The 2017 reports findings are as stated above, however 12 bathing areas (7.1%) were classified as being of ‘Sufficient’ water quality, but remain at risk of episodic pollution events.

Seven bathing waters (4.9%) failed to meet the minimum required standard and were classified as being of ‘Poor’ quality. Sandymount Strand joined the list in 2017 after being classified as sufficient in 2015 and 2016. The EPA report shows that these waters are all vulnerable to pollution events. The relevant local authorities, in conjunction with Irish Water, have plans in place to tackle the main pollution risks at these beaches with a view to improving them to at least ‘Sufficient’ quality.

There are 3 new beaches designated for protection under the Bathing Water Regulations. Dooey and Magheroarty (Co. Donegal) with Seafield Quilty (Co. Clare), are to be formally classified in 2018.

Mr Peter Webster, (EPA Senior Scientific Officer) stated,

“Ireland has many beautiful beaches and some inland bathing waters with excellent water quality. The report covers the 142 EU identified bathing waters. It also provides details of over 80 other waters where bathing occurs and which are monitored by local authorities. While these 80 waters are not covered by the Regulations they are monitored by the local authorities because bathing or recreational activities are known to take place there and it is important to let the public know about their water quality. We would like to see many of them in the national monitoring programme in the future.”

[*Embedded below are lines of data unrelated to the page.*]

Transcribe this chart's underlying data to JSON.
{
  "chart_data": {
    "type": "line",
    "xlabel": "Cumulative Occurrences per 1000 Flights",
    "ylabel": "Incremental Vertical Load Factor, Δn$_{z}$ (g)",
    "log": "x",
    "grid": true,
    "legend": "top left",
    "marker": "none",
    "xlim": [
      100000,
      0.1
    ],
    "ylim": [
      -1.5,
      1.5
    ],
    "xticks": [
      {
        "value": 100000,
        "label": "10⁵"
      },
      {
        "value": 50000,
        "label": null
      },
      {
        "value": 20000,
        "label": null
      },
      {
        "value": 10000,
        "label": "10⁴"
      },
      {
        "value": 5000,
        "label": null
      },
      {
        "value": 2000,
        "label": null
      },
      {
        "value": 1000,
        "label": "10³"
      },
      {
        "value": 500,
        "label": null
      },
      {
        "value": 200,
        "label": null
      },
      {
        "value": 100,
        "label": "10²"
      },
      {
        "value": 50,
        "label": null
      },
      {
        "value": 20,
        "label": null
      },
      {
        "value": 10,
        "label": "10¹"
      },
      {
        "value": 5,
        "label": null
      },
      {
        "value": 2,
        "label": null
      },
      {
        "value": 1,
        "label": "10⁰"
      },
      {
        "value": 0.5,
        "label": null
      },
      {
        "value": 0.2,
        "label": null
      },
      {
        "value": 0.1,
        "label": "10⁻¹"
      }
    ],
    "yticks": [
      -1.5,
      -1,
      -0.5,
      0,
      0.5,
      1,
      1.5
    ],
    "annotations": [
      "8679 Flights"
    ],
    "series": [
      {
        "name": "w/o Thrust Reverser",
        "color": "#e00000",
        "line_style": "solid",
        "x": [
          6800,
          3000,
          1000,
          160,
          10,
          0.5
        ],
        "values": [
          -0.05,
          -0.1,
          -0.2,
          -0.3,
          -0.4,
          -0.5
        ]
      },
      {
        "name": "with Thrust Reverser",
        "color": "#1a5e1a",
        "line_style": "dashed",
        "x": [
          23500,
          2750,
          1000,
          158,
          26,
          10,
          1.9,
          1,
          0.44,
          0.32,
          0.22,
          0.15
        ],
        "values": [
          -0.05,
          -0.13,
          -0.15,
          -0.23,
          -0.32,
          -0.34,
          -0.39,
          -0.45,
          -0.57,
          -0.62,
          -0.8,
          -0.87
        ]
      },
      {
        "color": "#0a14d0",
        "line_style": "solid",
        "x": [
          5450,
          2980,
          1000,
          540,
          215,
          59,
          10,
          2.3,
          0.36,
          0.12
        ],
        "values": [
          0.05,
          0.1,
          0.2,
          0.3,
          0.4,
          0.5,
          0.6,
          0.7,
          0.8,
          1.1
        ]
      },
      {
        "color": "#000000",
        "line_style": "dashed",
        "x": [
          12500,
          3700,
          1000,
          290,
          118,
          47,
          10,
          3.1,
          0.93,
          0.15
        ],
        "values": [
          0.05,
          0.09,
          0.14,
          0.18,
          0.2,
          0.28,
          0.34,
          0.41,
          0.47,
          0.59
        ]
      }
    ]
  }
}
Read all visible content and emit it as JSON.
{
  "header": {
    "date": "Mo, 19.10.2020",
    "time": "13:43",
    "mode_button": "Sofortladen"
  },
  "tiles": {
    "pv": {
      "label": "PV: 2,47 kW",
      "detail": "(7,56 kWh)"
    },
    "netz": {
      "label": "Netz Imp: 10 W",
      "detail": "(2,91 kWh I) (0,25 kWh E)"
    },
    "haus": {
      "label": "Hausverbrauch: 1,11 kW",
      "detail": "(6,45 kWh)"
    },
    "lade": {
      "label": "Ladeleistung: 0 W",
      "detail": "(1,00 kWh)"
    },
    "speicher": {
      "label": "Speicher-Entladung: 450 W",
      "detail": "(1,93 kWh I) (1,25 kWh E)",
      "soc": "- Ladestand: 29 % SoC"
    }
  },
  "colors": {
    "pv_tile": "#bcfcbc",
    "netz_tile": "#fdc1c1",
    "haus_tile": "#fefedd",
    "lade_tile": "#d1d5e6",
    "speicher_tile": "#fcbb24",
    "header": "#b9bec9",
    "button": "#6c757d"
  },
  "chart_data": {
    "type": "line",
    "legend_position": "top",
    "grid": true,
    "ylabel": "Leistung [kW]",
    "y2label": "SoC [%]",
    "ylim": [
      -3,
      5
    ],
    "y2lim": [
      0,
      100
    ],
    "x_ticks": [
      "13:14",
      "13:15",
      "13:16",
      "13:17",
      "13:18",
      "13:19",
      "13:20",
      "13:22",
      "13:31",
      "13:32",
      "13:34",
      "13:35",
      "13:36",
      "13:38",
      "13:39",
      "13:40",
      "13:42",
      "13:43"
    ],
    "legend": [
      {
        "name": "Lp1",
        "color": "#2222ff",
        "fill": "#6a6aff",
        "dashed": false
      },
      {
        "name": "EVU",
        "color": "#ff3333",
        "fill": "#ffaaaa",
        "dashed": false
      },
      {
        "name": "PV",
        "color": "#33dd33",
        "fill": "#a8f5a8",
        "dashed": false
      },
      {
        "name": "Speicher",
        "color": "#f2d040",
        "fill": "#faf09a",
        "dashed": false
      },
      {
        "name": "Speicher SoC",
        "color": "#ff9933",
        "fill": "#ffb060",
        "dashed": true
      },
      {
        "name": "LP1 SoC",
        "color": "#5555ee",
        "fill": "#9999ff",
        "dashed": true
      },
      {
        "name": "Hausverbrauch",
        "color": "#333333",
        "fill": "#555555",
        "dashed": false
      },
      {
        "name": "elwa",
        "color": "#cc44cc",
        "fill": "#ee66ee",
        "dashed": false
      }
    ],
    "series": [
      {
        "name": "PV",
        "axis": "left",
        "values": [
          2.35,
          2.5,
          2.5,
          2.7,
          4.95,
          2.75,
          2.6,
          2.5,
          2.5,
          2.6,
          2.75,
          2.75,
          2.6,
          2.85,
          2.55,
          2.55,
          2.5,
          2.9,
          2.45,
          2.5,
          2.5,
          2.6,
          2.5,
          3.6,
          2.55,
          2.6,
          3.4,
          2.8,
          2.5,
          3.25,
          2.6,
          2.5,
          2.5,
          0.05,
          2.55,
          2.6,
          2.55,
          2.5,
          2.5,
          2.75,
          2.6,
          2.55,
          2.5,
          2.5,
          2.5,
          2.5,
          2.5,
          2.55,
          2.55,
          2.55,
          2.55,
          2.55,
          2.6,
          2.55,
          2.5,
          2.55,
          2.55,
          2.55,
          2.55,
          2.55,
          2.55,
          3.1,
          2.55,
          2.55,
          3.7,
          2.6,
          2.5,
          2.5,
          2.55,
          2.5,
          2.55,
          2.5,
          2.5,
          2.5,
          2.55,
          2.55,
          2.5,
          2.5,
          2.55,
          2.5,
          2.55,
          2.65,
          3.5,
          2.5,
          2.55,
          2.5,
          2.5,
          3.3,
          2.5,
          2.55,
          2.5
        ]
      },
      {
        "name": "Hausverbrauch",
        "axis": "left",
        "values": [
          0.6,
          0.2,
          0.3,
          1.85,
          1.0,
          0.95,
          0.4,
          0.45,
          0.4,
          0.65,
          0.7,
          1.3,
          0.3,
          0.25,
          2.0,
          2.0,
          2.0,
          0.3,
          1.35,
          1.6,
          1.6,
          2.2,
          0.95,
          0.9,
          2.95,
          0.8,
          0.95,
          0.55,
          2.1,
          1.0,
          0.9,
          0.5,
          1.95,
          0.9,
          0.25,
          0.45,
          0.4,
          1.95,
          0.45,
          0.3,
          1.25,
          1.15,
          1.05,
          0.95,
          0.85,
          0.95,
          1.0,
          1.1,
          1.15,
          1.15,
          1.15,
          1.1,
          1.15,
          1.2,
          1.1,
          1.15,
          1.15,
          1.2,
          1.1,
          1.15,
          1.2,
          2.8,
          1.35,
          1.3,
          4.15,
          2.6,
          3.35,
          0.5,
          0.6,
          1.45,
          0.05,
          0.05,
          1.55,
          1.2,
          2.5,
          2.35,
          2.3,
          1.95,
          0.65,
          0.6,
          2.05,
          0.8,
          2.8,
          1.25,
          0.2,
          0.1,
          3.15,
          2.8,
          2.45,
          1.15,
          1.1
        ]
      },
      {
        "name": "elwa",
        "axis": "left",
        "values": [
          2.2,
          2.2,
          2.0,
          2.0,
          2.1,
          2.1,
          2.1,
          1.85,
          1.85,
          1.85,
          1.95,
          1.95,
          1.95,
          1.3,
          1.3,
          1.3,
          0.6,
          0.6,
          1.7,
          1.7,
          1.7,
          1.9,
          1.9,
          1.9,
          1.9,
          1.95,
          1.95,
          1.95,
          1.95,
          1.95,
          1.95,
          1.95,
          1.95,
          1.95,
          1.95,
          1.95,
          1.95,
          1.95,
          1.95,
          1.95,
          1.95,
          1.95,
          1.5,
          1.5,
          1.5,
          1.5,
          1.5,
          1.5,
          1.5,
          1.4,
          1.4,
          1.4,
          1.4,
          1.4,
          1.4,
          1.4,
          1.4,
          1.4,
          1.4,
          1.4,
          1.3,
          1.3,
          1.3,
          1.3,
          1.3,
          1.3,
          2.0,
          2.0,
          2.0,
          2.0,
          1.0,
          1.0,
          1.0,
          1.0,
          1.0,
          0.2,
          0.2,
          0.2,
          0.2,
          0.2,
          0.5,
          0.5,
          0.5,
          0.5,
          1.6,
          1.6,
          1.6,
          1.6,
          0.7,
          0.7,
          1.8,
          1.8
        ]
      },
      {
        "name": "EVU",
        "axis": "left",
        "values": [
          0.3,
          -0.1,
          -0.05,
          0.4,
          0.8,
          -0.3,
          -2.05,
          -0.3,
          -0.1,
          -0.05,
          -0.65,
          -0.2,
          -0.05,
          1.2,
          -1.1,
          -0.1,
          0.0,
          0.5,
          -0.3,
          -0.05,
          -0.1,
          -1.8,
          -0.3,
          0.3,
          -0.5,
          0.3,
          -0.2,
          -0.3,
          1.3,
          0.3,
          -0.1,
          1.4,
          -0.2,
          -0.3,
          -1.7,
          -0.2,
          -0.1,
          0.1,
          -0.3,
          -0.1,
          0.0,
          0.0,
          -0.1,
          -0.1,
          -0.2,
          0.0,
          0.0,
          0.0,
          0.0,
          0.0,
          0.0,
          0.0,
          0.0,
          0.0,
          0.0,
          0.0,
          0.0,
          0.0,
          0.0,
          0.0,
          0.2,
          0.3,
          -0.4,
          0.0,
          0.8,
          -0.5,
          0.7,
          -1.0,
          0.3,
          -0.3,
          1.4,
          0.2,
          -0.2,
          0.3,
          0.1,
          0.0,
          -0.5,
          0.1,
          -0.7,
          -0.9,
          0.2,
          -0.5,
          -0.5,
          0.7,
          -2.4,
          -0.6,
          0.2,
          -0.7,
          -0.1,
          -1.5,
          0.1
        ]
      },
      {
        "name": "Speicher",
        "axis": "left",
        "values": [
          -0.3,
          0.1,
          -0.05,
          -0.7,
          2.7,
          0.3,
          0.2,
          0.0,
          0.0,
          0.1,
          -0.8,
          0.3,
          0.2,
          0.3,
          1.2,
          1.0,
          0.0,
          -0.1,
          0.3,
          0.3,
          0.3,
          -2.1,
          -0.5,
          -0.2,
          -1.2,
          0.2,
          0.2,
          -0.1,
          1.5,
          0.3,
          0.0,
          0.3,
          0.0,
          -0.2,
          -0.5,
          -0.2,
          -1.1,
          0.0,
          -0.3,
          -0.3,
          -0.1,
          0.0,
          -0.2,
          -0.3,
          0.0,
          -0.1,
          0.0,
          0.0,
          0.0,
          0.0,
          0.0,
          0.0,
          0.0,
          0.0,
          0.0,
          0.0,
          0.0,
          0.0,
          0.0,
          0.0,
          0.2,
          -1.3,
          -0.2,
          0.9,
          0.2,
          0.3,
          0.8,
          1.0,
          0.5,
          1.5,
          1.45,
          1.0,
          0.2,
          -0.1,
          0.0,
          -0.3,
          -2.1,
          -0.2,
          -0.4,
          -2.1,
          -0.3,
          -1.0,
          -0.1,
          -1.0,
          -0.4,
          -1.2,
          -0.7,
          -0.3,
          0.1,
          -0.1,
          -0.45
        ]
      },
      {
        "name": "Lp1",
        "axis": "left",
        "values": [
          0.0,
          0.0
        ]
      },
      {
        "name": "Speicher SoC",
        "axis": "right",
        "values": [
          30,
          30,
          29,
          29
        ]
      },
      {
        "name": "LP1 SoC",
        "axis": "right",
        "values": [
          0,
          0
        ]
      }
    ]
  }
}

Concluding; Mr Peter Webster explained how the public can access current information about bathing water quality:

“During the summer, current water quality information and details of any incidents affecting bathing waters will be displayed on the website www.beaches.ie. If you are heading to the beach with your family or friends, it is advisable to check beaches.ie or the Twitter notification service, @EPABeaches, before heading out. When you get to the beach you should always check the local notice board for information on current water quality.”

The summary report ‘Bathing Waters in Ireland 2017’ and map of the quality of Ireland’s Bathing water sites are available on the EPA website.